Imam Malik rahimahullah berkata, “Tidak
selayaknya orang yang berpuasa sunnah membatalkan puasanya kecuali dalam
kondisi darurat. Aku pernah mendengar berita bahwa Ibnu umar pernah berkata :
‘Barangsiapa yang membatalkan puasa meskipun sunnah diluar kondisi dharurat,
maka itulah orang yang termasuk kelompok manusia yang mempermainkan agamanya.”[3]
Sedangkan
kalangan Hanafiyah tidak ‘segalak’ Malikiyah dalam masalah ini, mereka hanya
menghukumi sebagai perbuatan makruh tahrim (makruh yang mendekati haram)
bagi orang yang tidak mengganti puasa sunnah yang dibatalkannya.[4]
Adapun Dalil yang
digunakan oleh kedua mazhab ini adalah,
1.
Firman Allah subhanallahu wa ta'ala dalam surah Muhammad
ayat 33 :
“Dan
janganlah kalian membatalkan amal-amal kalian.”
2.
Hadits yang
diriwayatkan oleh imam Malik dan Abu Daud :
Dari Ibnu Syihab bahwa Aisyah dan
Hafshah isteri Nabi shallallahu 'alaihi wasallam
berpuasa sunah pada suatu pagi hari. Kemudian beliau diberi hadiah berupa
makanan, lalu 'Aisyah dan Hafshah berbuka dengannya. Kemudian Rasulullah shallallahu 'alaihi wasallam
masuk menemui
mereka. Aisyah berkata, "Hafshah lalu berkata mendahuluiku, dia adalah
anak bapaknya. Wahai Rasulullah, pagi ini aku dan Aisyah berpuasa sunah, lalu
ada yang memberi kami makanan dan kami berbuka dengannya'." Rasulullah shallallahu 'alaihi wasallam
bersabda : "Gantilah puasa kalian
pada hari yang lain."
2.
Pendapat
yang menyatakan Qadha puasa sunnah tetap sunnah
Sedangkan
kalangan Syafi’iyah dan Hanabilah berpendapat bahwa qadha puasa sunnah hukumnya
adalah sunnah juga. Menurut kelompok ini, siapapun yang memulai ibadah sunnah
selain haji dan umrah, maka dia tidak harus menyelesaikannya. Dia boleh
menghentikannya di tengah jalan, tanpa disertai kewajiban untuk mengqadhanya.

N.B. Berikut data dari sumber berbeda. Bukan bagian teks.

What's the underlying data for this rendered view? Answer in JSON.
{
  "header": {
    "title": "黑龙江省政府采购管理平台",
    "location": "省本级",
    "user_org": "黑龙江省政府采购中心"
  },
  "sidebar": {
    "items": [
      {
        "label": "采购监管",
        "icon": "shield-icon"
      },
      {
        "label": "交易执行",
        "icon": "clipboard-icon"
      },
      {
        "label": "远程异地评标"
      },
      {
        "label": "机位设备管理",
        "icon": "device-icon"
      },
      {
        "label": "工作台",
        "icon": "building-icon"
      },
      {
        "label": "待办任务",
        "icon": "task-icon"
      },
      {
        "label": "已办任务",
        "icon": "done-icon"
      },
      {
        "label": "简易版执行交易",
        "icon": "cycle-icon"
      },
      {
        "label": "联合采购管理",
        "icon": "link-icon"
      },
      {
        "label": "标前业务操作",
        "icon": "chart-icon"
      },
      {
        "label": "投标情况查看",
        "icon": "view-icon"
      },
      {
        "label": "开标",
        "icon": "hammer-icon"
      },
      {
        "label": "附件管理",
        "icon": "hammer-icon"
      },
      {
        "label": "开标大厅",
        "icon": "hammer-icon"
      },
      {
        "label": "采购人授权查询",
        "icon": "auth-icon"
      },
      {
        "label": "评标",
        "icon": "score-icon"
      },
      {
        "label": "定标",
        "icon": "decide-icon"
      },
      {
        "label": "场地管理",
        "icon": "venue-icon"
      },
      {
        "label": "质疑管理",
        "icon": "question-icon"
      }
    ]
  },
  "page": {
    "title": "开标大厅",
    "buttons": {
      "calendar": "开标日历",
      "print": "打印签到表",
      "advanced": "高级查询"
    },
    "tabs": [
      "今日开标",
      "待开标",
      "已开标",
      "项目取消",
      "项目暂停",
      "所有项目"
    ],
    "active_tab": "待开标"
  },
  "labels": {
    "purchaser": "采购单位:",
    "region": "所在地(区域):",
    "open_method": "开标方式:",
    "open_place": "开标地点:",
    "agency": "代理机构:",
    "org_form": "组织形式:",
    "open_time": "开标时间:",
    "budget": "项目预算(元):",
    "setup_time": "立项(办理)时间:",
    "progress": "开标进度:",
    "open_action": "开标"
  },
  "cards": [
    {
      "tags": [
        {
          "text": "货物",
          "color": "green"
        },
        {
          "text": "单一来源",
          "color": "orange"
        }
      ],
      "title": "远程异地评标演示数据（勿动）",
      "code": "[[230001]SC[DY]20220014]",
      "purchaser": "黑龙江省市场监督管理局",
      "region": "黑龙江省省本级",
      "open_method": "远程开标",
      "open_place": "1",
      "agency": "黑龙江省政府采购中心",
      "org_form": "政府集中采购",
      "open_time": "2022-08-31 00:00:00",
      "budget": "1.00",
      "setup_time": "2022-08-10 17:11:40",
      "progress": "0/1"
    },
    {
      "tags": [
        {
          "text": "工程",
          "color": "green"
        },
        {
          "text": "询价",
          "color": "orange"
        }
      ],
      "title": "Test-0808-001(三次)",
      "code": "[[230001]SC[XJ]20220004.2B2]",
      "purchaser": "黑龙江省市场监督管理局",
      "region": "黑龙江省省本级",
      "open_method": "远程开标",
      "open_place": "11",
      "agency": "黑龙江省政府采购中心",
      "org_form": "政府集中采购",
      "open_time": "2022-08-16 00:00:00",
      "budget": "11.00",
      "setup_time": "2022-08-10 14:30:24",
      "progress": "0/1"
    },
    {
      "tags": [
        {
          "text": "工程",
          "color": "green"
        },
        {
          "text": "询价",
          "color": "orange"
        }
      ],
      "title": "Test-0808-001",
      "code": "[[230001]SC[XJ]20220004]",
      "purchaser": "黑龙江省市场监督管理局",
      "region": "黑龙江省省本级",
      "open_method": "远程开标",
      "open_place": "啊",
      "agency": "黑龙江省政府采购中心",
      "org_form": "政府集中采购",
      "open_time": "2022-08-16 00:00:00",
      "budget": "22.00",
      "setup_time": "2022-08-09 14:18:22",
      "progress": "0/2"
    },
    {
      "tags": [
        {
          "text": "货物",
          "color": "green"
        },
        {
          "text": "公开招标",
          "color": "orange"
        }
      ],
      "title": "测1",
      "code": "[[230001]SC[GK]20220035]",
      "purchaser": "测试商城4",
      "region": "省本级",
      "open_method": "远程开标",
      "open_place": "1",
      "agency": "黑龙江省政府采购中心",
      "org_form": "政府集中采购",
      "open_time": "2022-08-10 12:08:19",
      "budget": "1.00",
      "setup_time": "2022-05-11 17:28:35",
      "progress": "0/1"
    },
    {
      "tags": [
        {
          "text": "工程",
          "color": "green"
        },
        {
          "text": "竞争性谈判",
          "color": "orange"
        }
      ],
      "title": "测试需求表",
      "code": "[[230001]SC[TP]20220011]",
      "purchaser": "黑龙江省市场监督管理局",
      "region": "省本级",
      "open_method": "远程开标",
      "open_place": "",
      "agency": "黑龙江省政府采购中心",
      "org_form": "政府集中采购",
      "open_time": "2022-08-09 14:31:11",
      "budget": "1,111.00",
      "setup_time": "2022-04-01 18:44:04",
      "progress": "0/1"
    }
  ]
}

Namun tetap dianjurkan untuk mengerjakan ibadah meskipun sunnah sampai selesai,
sebab itu terhitung penyempurnaan ibadah yang diperintahkan syariat. Bila
memutuskan puasa itu karena adanya udzur, maka ini tidak makruh bahkan
dianjurkan dalam beberapa kondisi, semisal menemani makan tamu yang berkunjung.
Sedangkan bila tanpa udzur hukumnya makruh.[5]
Dalil
yang digunakan oleh kedua mazhab ini adalah :
1.
Dari Abu Said
Al-Khudri radhiyallahu'anhu berkata, ketika saya membuatkan makanan untuk Rasulullah shallallahu 'alaihi wasallam
kemudian Beliau dengan para sahabatnya
datang kepadaku, salah satu dari kami ada yang berkata bahwa saya sedang
berpuasa. Rasulullah shallallahu 'alaihi wasallam
bersabda : biarkan
teman kalian –untuk berpuasa-, sesungguhnya itu merupakan tanggung jawab dia,
kemudian Beliau melanjutkan sabdanya : "Berbukalah dan ganti puasamu
dihari yang lain jika kamu menghendakinya.” (HR. Imam
Baihaqi)
2.
Dari Ummu Hani radhiyallahu 'anha,
pada saat terbukanya kota Makkah Rasulullah shallallahu 'alaihi wasallam
menawari minuman kepada Ummu Hani.
Kemudian Ummu Hani berkata “saya sedang berpuasa –sunnah-”, beliau bersabda,
“Ibadah sunnah adalah anjuran yang datang dari diri sendiri, jika niat untuk
melakukannya, maka berpuasalah. Akan tetapi jika ingin berbuka, maka berbukalah.”
(HR. Ahmad dan Daruquthni).
Demikian penjelasan
tentang masalah ini. Wallahu a’lam,
[1] Al Mausu’ah al Fiqhiyah al Kuwaitiyyah
(28/98).
[2] Al Lubab Syarhul Kitab (1/171-172), Fath al
Qadir (2/85), Ad Durr al Mukhtar (2/164) Kasy al Asraar
(1/632).
[3] Fiqh al Islami wa Adillatuhu (3/31).
[4] Dalam Istilah Mazhab Hanafi, kata Wajib sering
berarti sunnah muakkadah, lihat Fiqh ‘ala Mazhab al ‘Arba’ah (1/507).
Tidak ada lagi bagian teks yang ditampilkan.